Exercise and Lymphedema
We have all heard many times how important exercise is for our continuing health. There are the reasons that have always applied (cardiac, endurance, weight control) as well as the growing evidence that regular exercise may reduce the risk of recurrence. As I have said before, that last one gets me to the gym every morning. One possible fly in the ointment is lymphedema. There are widely varying guidelines about safe exercise to prevent (or at least, to not encourage) lymphedema. These seem to boil down to common sense about weights and reps. When can we safely exercise? What can we do? And what about women who already have lymphedema? What can they do?
This article from The Journal of Cancer Survivorship addresses those questions. Here is the introduction and then a link:
Division of Research, Kaiser Permanente, 2000 Broadway, Oakland, CA, 94612, USA, Marilyn.L.Kwan@kp.org.
Controversy exists regarding the role of exercise in cancer patients with or at risk for lymphedema, particularly breast. We conducted a systematic review of the contemporary literature to distill the weight of the evidence and provide recommendations for exercise and lymphedema care in breast cancer survivors.
Publications were retrieved from 11 major medical indices for articles published from 2004 to 2010 using search terms for exercise and lymphedema; 1,303 potential articles were selected, of which 659 articles were reviewed by clinical lymphedema experts for inclusion, yielding 35 articles. After applying exclusion criteria, 19 articles were selected for final review. Information on study design/objectives, participants, outcomes, intervention, results, and study strengths and weaknesses was extracted. Study evidence was also rated according to the Oncology Nursing Society Putting Evidence Into Practice® Weight-of-Evidence Classification.
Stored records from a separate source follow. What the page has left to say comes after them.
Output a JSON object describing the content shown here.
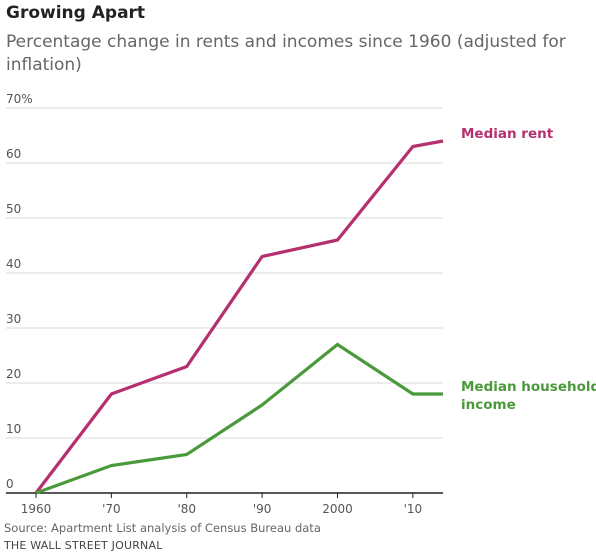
{
  "header": {
    "title": "Growing Apart",
    "subtitle": "Percentage change in rents and incomes since 1960 (adjusted for inflation)"
  },
  "footer": {
    "source": "Source: Apartment List analysis of Census Bureau data",
    "credit": "THE WALL STREET JOURNAL"
  },
  "colors": {
    "rent": "#b5306f",
    "income": "#4a9a3c",
    "grid": "#d9d9d9",
    "axis": "#222222",
    "tick_text": "#555555"
  },
  "chart_data": {
    "type": "line",
    "title": "Growing Apart",
    "subtitle": "Percentage change in rents and incomes since 1960 (adjusted for inflation)",
    "xlabel": "",
    "ylabel": "",
    "xlim": [
      1960,
      2014
    ],
    "ylim": [
      0,
      70
    ],
    "grid": true,
    "legend": "direct labels at right end of lines",
    "x_ticks": [
      {
        "value": 1960,
        "label": "1960"
      },
      {
        "value": 1970,
        "label": "'70"
      },
      {
        "value": 1980,
        "label": "'80"
      },
      {
        "value": 1990,
        "label": "'90"
      },
      {
        "value": 2000,
        "label": "2000"
      },
      {
        "value": 2010,
        "label": "'10"
      }
    ],
    "y_ticks": [
      {
        "value": 0,
        "label": "0"
      },
      {
        "value": 10,
        "label": "10"
      },
      {
        "value": 20,
        "label": "20"
      },
      {
        "value": 30,
        "label": "30"
      },
      {
        "value": 40,
        "label": "40"
      },
      {
        "value": 50,
        "label": "50"
      },
      {
        "value": 60,
        "label": "60"
      },
      {
        "value": 70,
        "label": "70%"
      }
    ],
    "series": [
      {
        "name": "Median rent",
        "label_lines": [
          "Median rent"
        ],
        "color": "#b5306f",
        "points": [
          {
            "x": 1960,
            "y": 0
          },
          {
            "x": 1970,
            "y": 18
          },
          {
            "x": 1980,
            "y": 23
          },
          {
            "x": 1990,
            "y": 43
          },
          {
            "x": 2000,
            "y": 46
          },
          {
            "x": 2010,
            "y": 63
          },
          {
            "x": 2014,
            "y": 64
          }
        ]
      },
      {
        "name": "Median household income",
        "label_lines": [
          "Median household",
          "income"
        ],
        "color": "#4a9a3c",
        "points": [
          {
            "x": 1960,
            "y": 0
          },
          {
            "x": 1970,
            "y": 5
          },
          {
            "x": 1980,
            "y": 7
          },
          {
            "x": 1990,
            "y": 16
          },
          {
            "x": 2000,
            "y": 27
          },
          {
            "x": 2010,
            "y": 18
          },
          {
            "x": 2014,
            "y": 18
          }
        ]
      }
    ]
  }
}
Seven studies were identified addressing resistance exercise, seven studies on aerobic and resistance exercise, and five studies on other exercise modalities. Studies concluded that slowly progressive exercise of varying modalities is not associated with the development or exacerbation of breast cancer-related lymphedema and can be safely pursued with proper supervision. Combined aerobic and resistance exercise appear safe, but confirmation requires larger and more rigorous studies.
Strong evidence is now available on the safety of resistance exercise without an increase in risk of lymphedema for breast cancer patients. Comparable studies are needed for other cancer patients at risk for lymphedema. IMPLICATIONS FOR CANCER SURVIVORS: With reasonable precautions, it is safe for breast cancer survivors to exercise throughout the trajectory of their cancer experience, including during treatment.